Met de groei van de Europese sector voor indextrackers verwacht Garcia-Zarate dat fondsaanbieders hun schaalvoordelen delen met beleggers, wat resulteert in lagere kosten. "We verwachten ook meer proactieve , door concurrentie gedreven verlaging van vergoedingen waarmee fondshuizen de aandacht van beleggers hopen te trekken.”
De analist verwacht dat de druk op de kosten bij ETFs ook zijn impact zal hebben op andere betrokkenen bij indexbeleggen. “Aanbieders van ETFs en indexfondsen zullen manieren zoeken om de licentiekosten om indices te mogen gebruiken te verlagen, door van indexaanbieder te veranderen of om door zelf indices samen te stellen. We hopen dat zij dit kostenvoordeel met hun beleggers delen. We verwachten ook dat concurrentiestrijd op het passieve terrein ook druk zal uitoefenen op vergoedingen bij actief beheerde beleggingsfondsen. Een positieve ontwikkeling waarvan uiteindelijk alle fondsbeleggers profiteren.”
Hieronder staan de belangrijkste conclusies uit Every Little Helps: Comparing the Costs of Investing in ETPs versus Index Funds.
- Bij alle beleggingsmogelijkheden in aandelen en obligaties zijn ETPs op basis van de kosten voor particuliere beleggers goedkoper dan indexfondsen. Voor institutionele beleggers hebben indexfondsen juist een gunstiger prijsniveau.
Zo is bijvoorbeeld voor particuliere beleggers, gewogen naar activa, de gemiddelde TER bij aandelen-ETFs 0,39 procent tegenover 0,73 procent bij aandelenindexfondsen. Beleggers die toegang hebben tot institutionele aandelenklasse van indexfondsen zouden gemiddeld de relatief lage TER van 0,32 procent betalen. - Hoewel de institutionele aandelenklassen van indexfondsen goedkoper zijn, is er wel aanzienlijk minder keus in vergelijking tot de veelheid aan blootstellingen die via ETPs toegankelijk is.
- Bij de categorie ‘Europese large cap aandelen’ zijn er een aantal indexfondsen die onverdedigbaar hoge kosten berekenen aan particuliere beleggers. Ongeveer 40 procent van de fondsen in deze categorie berekent een TER van meer dan 1 procent. Dit wijst er duidelijk op dat particuliere beleggers zich niet voldoende bewust zijn van de kosten en dat meer voorlichting over het belang van kosten noodzakelijk is.
- Wat betreft ETPs is vast te stellen, dat bij de meerderheid van de aandelencategorieën en bij alle vastrentende categorieën de voor activa gewogen gemiddelde TER’s vrijwel altijd hoger zijn dan het normale gemiddelde. Dit impliceert, dat het grootste deel van de ETP-beleggers niet noodzakelijkerwijs de goedkoopste oplossing kiest gemeten naar TER.
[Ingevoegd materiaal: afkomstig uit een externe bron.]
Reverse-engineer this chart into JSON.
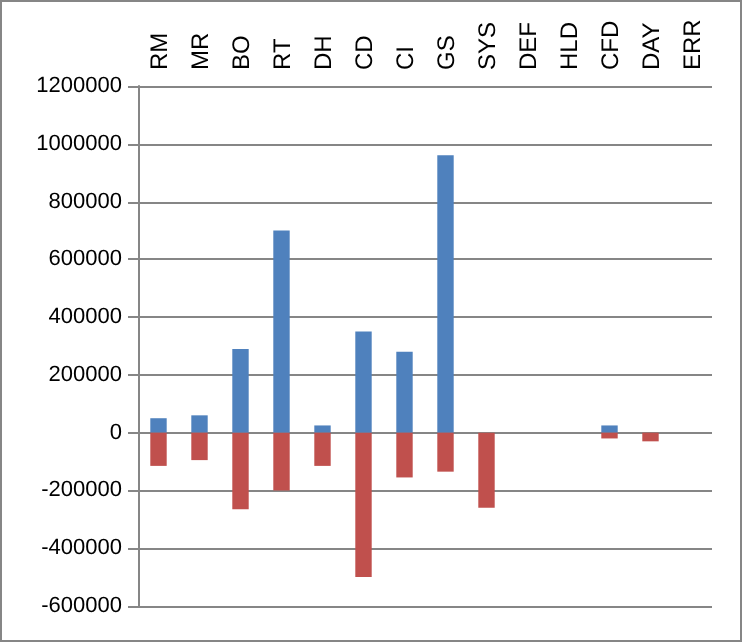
{
  "chart_data": {
    "type": "bar",
    "stacked": true,
    "categories": [
      "RM",
      "MR",
      "BO",
      "RT",
      "DH",
      "CD",
      "CI",
      "GS",
      "SYS",
      "DEF",
      "HLD",
      "CFD",
      "DAY",
      "ERR"
    ],
    "series": [
      {
        "color": "#4f81bd",
        "values": [
          50000,
          60000,
          290000,
          700000,
          25000,
          350000,
          280000,
          960000,
          null,
          null,
          null,
          25000,
          null,
          null
        ]
      },
      {
        "color": "#c0504d",
        "values": [
          -115000,
          -95000,
          -265000,
          -200000,
          -115000,
          -500000,
          -155000,
          -135000,
          -260000,
          null,
          null,
          -20000,
          -30000,
          null
        ]
      }
    ],
    "ylim": [
      -600000,
      1200000
    ],
    "yticks": [
      -600000,
      -400000,
      -200000,
      0,
      200000,
      400000,
      600000,
      800000,
      1000000,
      1200000
    ],
    "grid": "y"
  }
}
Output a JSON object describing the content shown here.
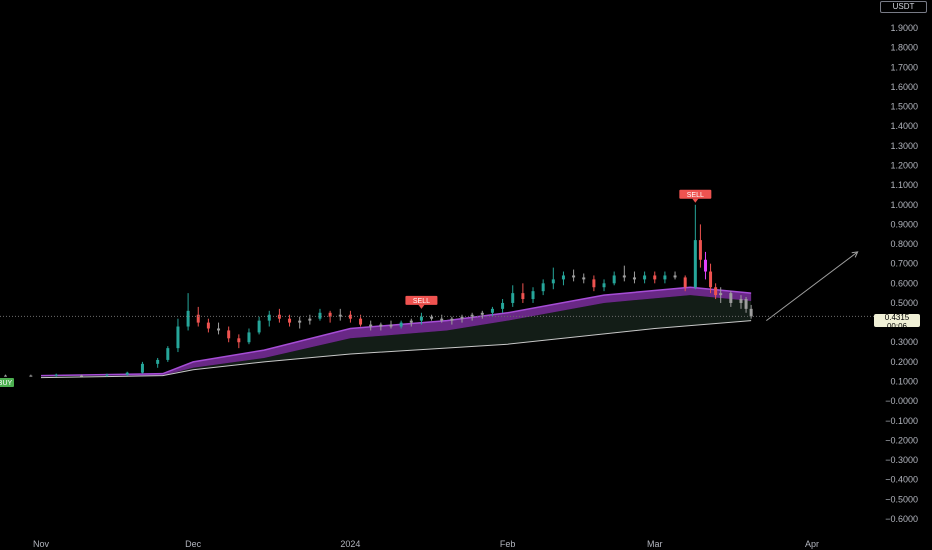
{
  "currency": "USDT",
  "last_price": {
    "value": "0.4315",
    "countdown": "00:06"
  },
  "colors": {
    "bull": "#26a69a",
    "bear": "#ef5350",
    "neutral": "#9e9e9e",
    "band": "#7b2f9e",
    "band_fill": "#15201a",
    "baseline": "#c8c8c8"
  },
  "chart_data": {
    "type": "candlestick",
    "y_axis": {
      "ticks": [
        "1.9000",
        "1.8000",
        "1.7000",
        "1.6000",
        "1.5000",
        "1.4000",
        "1.3000",
        "1.2000",
        "1.1000",
        "1.0000",
        "0.9000",
        "0.8000",
        "0.7000",
        "0.6000",
        "0.5000",
        "0.4000",
        "0.3000",
        "0.2000",
        "0.1000",
        "−0.0000",
        "−0.1000",
        "−0.2000",
        "−0.3000",
        "−0.4000",
        "−0.5000",
        "−0.6000"
      ],
      "ylim": [
        -0.6,
        1.9
      ]
    },
    "x_axis": {
      "ticks": [
        "Nov",
        "Dec",
        "2024",
        "Feb",
        "Mar",
        "Apr"
      ],
      "dates": [
        "2023-11-01",
        "2023-12-01",
        "2024-01-01",
        "2024-02-01",
        "2024-03-01",
        "2024-04-01"
      ]
    },
    "signals": [
      {
        "label": "SELL",
        "date": "2024-01-15",
        "price": 0.46
      },
      {
        "label": "SELL",
        "date": "2024-03-09",
        "price": 1.0
      },
      {
        "label": "BUY",
        "date": "2023-10-20",
        "price": 0.13
      }
    ],
    "band": {
      "upper": [
        [
          "2023-11-01",
          0.13
        ],
        [
          "2023-11-25",
          0.14
        ],
        [
          "2023-12-01",
          0.2
        ],
        [
          "2023-12-15",
          0.26
        ],
        [
          "2024-01-01",
          0.37
        ],
        [
          "2024-01-20",
          0.41
        ],
        [
          "2024-02-01",
          0.45
        ],
        [
          "2024-02-20",
          0.54
        ],
        [
          "2024-03-08",
          0.58
        ],
        [
          "2024-03-20",
          0.55
        ]
      ],
      "lower": [
        [
          "2023-11-01",
          0.13
        ],
        [
          "2023-11-25",
          0.13
        ],
        [
          "2023-12-01",
          0.17
        ],
        [
          "2023-12-15",
          0.22
        ],
        [
          "2024-01-01",
          0.32
        ],
        [
          "2024-01-20",
          0.36
        ],
        [
          "2024-02-01",
          0.41
        ],
        [
          "2024-02-20",
          0.5
        ],
        [
          "2024-03-08",
          0.54
        ],
        [
          "2024-03-20",
          0.51
        ]
      ]
    },
    "baseline": [
      [
        "2023-11-01",
        0.12
      ],
      [
        "2023-11-25",
        0.13
      ],
      [
        "2023-12-01",
        0.16
      ],
      [
        "2023-12-15",
        0.2
      ],
      [
        "2024-01-01",
        0.24
      ],
      [
        "2024-02-01",
        0.29
      ],
      [
        "2024-03-01",
        0.37
      ],
      [
        "2024-03-20",
        0.41
      ]
    ],
    "projection": [
      [
        "2024-03-23",
        0.41
      ],
      [
        "2024-04-10",
        0.76
      ]
    ],
    "candles": [
      [
        "2023-10-20",
        0.13,
        0.135,
        0.125,
        0.13
      ],
      [
        "2023-10-25",
        0.13,
        0.135,
        0.125,
        0.13
      ],
      [
        "2023-10-30",
        0.13,
        0.135,
        0.125,
        0.13
      ],
      [
        "2023-11-04",
        0.13,
        0.14,
        0.125,
        0.135
      ],
      [
        "2023-11-09",
        0.13,
        0.135,
        0.125,
        0.13
      ],
      [
        "2023-11-14",
        0.13,
        0.14,
        0.125,
        0.135
      ],
      [
        "2023-11-18",
        0.135,
        0.15,
        0.13,
        0.145
      ],
      [
        "2023-11-21",
        0.145,
        0.2,
        0.14,
        0.19
      ],
      [
        "2023-11-24",
        0.19,
        0.22,
        0.17,
        0.21
      ],
      [
        "2023-11-26",
        0.21,
        0.28,
        0.2,
        0.27
      ],
      [
        "2023-11-28",
        0.27,
        0.42,
        0.25,
        0.38
      ],
      [
        "2023-11-30",
        0.38,
        0.55,
        0.36,
        0.46
      ],
      [
        "2023-12-02",
        0.44,
        0.48,
        0.38,
        0.4
      ],
      [
        "2023-12-04",
        0.4,
        0.42,
        0.35,
        0.37
      ],
      [
        "2023-12-06",
        0.37,
        0.4,
        0.34,
        0.36
      ],
      [
        "2023-12-08",
        0.36,
        0.38,
        0.3,
        0.32
      ],
      [
        "2023-12-10",
        0.32,
        0.34,
        0.27,
        0.3
      ],
      [
        "2023-12-12",
        0.3,
        0.37,
        0.29,
        0.35
      ],
      [
        "2023-12-14",
        0.35,
        0.43,
        0.34,
        0.41
      ],
      [
        "2023-12-16",
        0.41,
        0.46,
        0.38,
        0.44
      ],
      [
        "2023-12-18",
        0.44,
        0.47,
        0.4,
        0.42
      ],
      [
        "2023-12-20",
        0.42,
        0.44,
        0.38,
        0.4
      ],
      [
        "2023-12-22",
        0.4,
        0.43,
        0.37,
        0.41
      ],
      [
        "2023-12-24",
        0.41,
        0.44,
        0.39,
        0.42
      ],
      [
        "2023-12-26",
        0.42,
        0.47,
        0.41,
        0.45
      ],
      [
        "2023-12-28",
        0.45,
        0.46,
        0.4,
        0.43
      ],
      [
        "2023-12-30",
        0.43,
        0.47,
        0.41,
        0.44
      ],
      [
        "2024-01-01",
        0.44,
        0.46,
        0.4,
        0.42
      ],
      [
        "2024-01-03",
        0.42,
        0.44,
        0.38,
        0.39
      ],
      [
        "2024-01-05",
        0.39,
        0.41,
        0.36,
        0.38
      ],
      [
        "2024-01-07",
        0.38,
        0.4,
        0.36,
        0.39
      ],
      [
        "2024-01-09",
        0.39,
        0.41,
        0.37,
        0.38
      ],
      [
        "2024-01-11",
        0.38,
        0.41,
        0.37,
        0.4
      ],
      [
        "2024-01-13",
        0.4,
        0.42,
        0.38,
        0.41
      ],
      [
        "2024-01-15",
        0.41,
        0.45,
        0.39,
        0.43
      ],
      [
        "2024-01-17",
        0.43,
        0.44,
        0.41,
        0.42
      ],
      [
        "2024-01-19",
        0.42,
        0.44,
        0.4,
        0.41
      ],
      [
        "2024-01-21",
        0.41,
        0.43,
        0.39,
        0.42
      ],
      [
        "2024-01-23",
        0.42,
        0.44,
        0.4,
        0.43
      ],
      [
        "2024-01-25",
        0.43,
        0.45,
        0.41,
        0.44
      ],
      [
        "2024-01-27",
        0.44,
        0.46,
        0.42,
        0.45
      ],
      [
        "2024-01-29",
        0.45,
        0.48,
        0.43,
        0.47
      ],
      [
        "2024-01-31",
        0.47,
        0.52,
        0.45,
        0.5
      ],
      [
        "2024-02-02",
        0.5,
        0.59,
        0.48,
        0.55
      ],
      [
        "2024-02-04",
        0.55,
        0.6,
        0.5,
        0.52
      ],
      [
        "2024-02-06",
        0.52,
        0.58,
        0.5,
        0.56
      ],
      [
        "2024-02-08",
        0.56,
        0.62,
        0.54,
        0.6
      ],
      [
        "2024-02-10",
        0.6,
        0.68,
        0.57,
        0.62
      ],
      [
        "2024-02-12",
        0.62,
        0.66,
        0.59,
        0.64
      ],
      [
        "2024-02-14",
        0.64,
        0.67,
        0.61,
        0.63
      ],
      [
        "2024-02-16",
        0.63,
        0.65,
        0.6,
        0.62
      ],
      [
        "2024-02-18",
        0.62,
        0.64,
        0.56,
        0.58
      ],
      [
        "2024-02-20",
        0.58,
        0.62,
        0.56,
        0.6
      ],
      [
        "2024-02-22",
        0.6,
        0.66,
        0.59,
        0.64
      ],
      [
        "2024-02-24",
        0.64,
        0.69,
        0.61,
        0.63
      ],
      [
        "2024-02-26",
        0.63,
        0.66,
        0.6,
        0.62
      ],
      [
        "2024-02-28",
        0.62,
        0.66,
        0.6,
        0.64
      ],
      [
        "2024-03-01",
        0.64,
        0.66,
        0.6,
        0.62
      ],
      [
        "2024-03-03",
        0.62,
        0.66,
        0.6,
        0.64
      ],
      [
        "2024-03-05",
        0.64,
        0.66,
        0.62,
        0.63
      ],
      [
        "2024-03-07",
        0.63,
        0.64,
        0.56,
        0.58
      ],
      [
        "2024-03-09",
        0.58,
        1.0,
        0.57,
        0.82
      ],
      [
        "2024-03-10",
        0.82,
        0.9,
        0.68,
        0.72
      ],
      [
        "2024-03-11",
        0.72,
        0.76,
        0.62,
        0.66
      ],
      [
        "2024-03-12",
        0.66,
        0.7,
        0.55,
        0.58
      ],
      [
        "2024-03-13",
        0.58,
        0.6,
        0.52,
        0.54
      ],
      [
        "2024-03-14",
        0.54,
        0.58,
        0.5,
        0.55
      ],
      [
        "2024-03-16",
        0.55,
        0.56,
        0.48,
        0.5
      ],
      [
        "2024-03-18",
        0.5,
        0.54,
        0.47,
        0.52
      ],
      [
        "2024-03-19",
        0.52,
        0.53,
        0.45,
        0.47
      ],
      [
        "2024-03-20",
        0.47,
        0.49,
        0.42,
        0.4315
      ]
    ]
  }
}
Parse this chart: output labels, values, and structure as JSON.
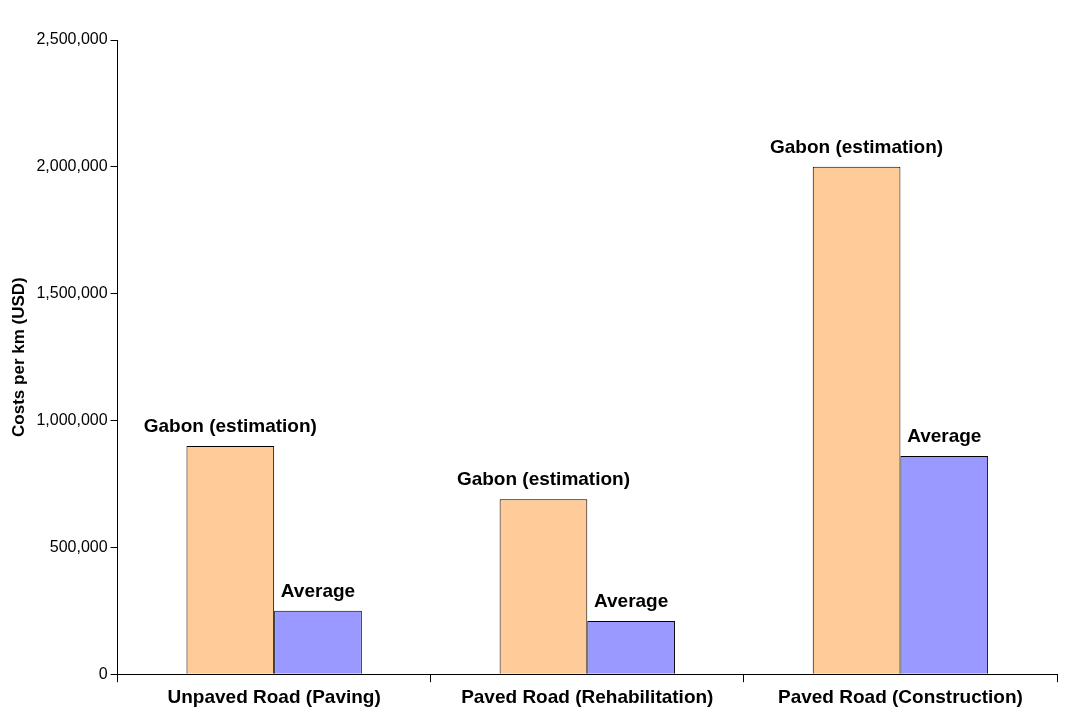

Op het eerste gezicht lijkt dit in tegenspraak met de conclusie van enquêtes onder beleggers, waaruit bijna altijd blijkt dat de TER dé of één van de voornaamste factoren in het selectieproces van een beleggingsfonds is. Het is echter belangrijk te benadrukken dat de TER niet de enige factor is in de keuzes die beleggers maken bij fondsen. Er zijn andere factoren (bijvoorbeeld liquiditeit, onderliggende blootstelling, replicatiemethodiek) die een belangrijke rol kunnen spelen in het besluitvormingsproces. - Het Verenigd Koninkrijk (VK) ligt voor op Duitsland, Frankrijk en Italië als de markt waarop de meeste concurrentie is wat betreft indexfondsen (aandelen en obligaties) voor particuliere beleggers. Dit is waarschijnlijk vooral te danken aan het veel vrijere distributiekanaal voor beleggingsproducten in het VK in vergelijking met andere Europese landen, waar grote banken nog steeds een dominante partij vormen. Een andere factor is de veel sterker ontwikkelde markt voor individuele pensioenvoorzieningen in het VK. Deze stimuleert een beleggingscultuurj. Het concurrentievoordeel van het VK wordt waarschijnlijk nog verder versterkt door de implementatie van nieuwe regels waardoor fondsbeheerders aan adviseurs niet langer commissies mogen betalen.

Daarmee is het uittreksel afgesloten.